Saturday, 30 August 2008

heresy and haeresis

A heretic is literally a chooser - one who chooses between a variety of faith positions. This is anathema in Christianity because, after the Diocletianic persecutions, the survivors couldn't find anyone to set up a church with, because they all believed different stuff; and so it was decided to have a creed that all Christians could subscribe to (this was finally codified at the Council of Nicaea, 325 CE). In subsequent centuries theology became ever more codified, until there was a bewildering variety of heretical positions to choose from.

Haeresis (the word from which heresy is derived), in the ancient pagan world, appears to have meant a school of thought. The tolerant attitude of ancient pagans is summed up by Quintus Aurelius Symmachus (a hero of mine):
Everything is full of gods. Whatever men worship, it may fairly be called one and the same. We all look up to the same stars; the same heaven is above us all; the same universe surrounds every one of us. What does it matter by what system of knowledge each one of us seeks the truth? It is not by one single path that we attain to so great a secret.

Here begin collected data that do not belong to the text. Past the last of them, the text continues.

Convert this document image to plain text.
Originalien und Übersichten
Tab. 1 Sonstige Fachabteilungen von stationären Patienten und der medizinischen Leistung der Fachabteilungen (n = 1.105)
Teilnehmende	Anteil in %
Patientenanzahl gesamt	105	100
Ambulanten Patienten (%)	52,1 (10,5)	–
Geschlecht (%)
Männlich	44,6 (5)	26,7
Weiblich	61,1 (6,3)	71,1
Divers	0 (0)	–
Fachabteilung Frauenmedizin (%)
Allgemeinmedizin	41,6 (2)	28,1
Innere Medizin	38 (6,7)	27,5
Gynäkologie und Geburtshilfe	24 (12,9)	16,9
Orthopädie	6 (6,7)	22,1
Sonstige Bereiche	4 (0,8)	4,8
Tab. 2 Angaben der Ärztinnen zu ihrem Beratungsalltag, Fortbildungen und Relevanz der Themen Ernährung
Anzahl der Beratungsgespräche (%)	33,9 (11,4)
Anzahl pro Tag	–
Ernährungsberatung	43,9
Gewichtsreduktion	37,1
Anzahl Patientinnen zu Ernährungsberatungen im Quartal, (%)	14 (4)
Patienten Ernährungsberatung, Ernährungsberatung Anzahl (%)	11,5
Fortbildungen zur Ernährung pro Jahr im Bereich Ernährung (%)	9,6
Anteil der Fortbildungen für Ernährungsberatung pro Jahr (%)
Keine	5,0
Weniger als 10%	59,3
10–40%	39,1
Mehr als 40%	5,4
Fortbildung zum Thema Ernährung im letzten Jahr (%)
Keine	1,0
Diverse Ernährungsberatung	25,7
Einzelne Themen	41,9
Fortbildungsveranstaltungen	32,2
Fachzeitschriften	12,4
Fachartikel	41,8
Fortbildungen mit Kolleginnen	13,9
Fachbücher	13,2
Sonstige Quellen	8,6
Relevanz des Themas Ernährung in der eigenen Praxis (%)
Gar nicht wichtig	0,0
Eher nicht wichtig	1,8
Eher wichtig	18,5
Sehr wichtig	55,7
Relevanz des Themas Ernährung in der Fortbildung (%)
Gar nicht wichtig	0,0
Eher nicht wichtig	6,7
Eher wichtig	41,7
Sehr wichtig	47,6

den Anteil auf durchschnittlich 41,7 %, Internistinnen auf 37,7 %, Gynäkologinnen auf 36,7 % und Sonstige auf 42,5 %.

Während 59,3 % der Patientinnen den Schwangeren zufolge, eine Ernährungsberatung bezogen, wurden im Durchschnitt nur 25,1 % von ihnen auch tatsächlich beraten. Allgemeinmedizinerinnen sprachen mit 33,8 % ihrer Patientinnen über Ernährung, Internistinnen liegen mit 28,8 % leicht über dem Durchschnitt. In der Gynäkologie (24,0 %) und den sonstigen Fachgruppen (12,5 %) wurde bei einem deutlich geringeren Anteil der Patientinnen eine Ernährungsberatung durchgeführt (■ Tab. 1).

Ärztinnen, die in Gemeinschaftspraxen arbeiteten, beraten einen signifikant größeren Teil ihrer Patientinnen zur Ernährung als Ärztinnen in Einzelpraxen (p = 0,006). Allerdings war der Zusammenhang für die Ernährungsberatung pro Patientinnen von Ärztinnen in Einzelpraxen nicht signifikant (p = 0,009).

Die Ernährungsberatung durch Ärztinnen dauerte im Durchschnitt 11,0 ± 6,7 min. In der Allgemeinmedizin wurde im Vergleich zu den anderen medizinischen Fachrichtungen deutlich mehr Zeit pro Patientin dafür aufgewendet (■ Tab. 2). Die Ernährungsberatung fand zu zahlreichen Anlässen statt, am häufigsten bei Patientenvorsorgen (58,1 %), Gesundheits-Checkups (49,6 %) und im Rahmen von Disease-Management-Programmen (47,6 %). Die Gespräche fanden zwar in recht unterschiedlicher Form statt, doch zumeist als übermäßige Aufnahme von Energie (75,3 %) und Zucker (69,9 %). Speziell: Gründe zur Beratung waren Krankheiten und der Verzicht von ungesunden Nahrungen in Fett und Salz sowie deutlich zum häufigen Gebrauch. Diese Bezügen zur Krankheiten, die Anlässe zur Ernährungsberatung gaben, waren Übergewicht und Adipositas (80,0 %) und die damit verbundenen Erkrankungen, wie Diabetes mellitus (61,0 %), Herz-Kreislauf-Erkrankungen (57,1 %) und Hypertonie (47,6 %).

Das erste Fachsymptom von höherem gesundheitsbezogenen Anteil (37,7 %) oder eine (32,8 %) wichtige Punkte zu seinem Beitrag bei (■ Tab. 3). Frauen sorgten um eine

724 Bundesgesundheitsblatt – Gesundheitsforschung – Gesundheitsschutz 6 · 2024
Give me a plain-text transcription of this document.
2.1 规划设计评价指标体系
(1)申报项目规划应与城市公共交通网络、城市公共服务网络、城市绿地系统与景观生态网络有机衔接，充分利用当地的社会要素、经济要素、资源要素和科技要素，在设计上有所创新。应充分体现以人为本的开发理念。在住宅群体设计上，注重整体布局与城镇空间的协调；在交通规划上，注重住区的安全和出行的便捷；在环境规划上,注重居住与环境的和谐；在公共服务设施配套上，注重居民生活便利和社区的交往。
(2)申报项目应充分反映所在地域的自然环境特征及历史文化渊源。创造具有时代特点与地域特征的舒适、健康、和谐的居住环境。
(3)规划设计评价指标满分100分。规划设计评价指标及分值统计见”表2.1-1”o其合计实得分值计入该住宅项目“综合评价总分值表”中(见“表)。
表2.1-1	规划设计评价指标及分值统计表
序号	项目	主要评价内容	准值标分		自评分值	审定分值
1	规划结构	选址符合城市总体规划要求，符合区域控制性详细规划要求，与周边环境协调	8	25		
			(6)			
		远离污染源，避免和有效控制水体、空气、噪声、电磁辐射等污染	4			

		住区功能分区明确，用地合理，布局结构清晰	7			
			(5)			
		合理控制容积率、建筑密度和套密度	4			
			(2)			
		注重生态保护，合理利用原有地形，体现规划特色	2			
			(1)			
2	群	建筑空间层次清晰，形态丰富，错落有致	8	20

- Quintus Aurelius Symmachus


Regina said...

That's a wonderful quote...

Yewtree said...

Yeah, I love it :)

Yewtree said...

Here's another great quote:

"No group of pagans ever called themselves "the faithful". There was also no pagan concept of heresy - to pagans the term meant a
school of thought rather than a false and pernicious doctrine. Among pagans, the opposite of heterodoxy was not orthodoxy but homodoxy, meaning agreement."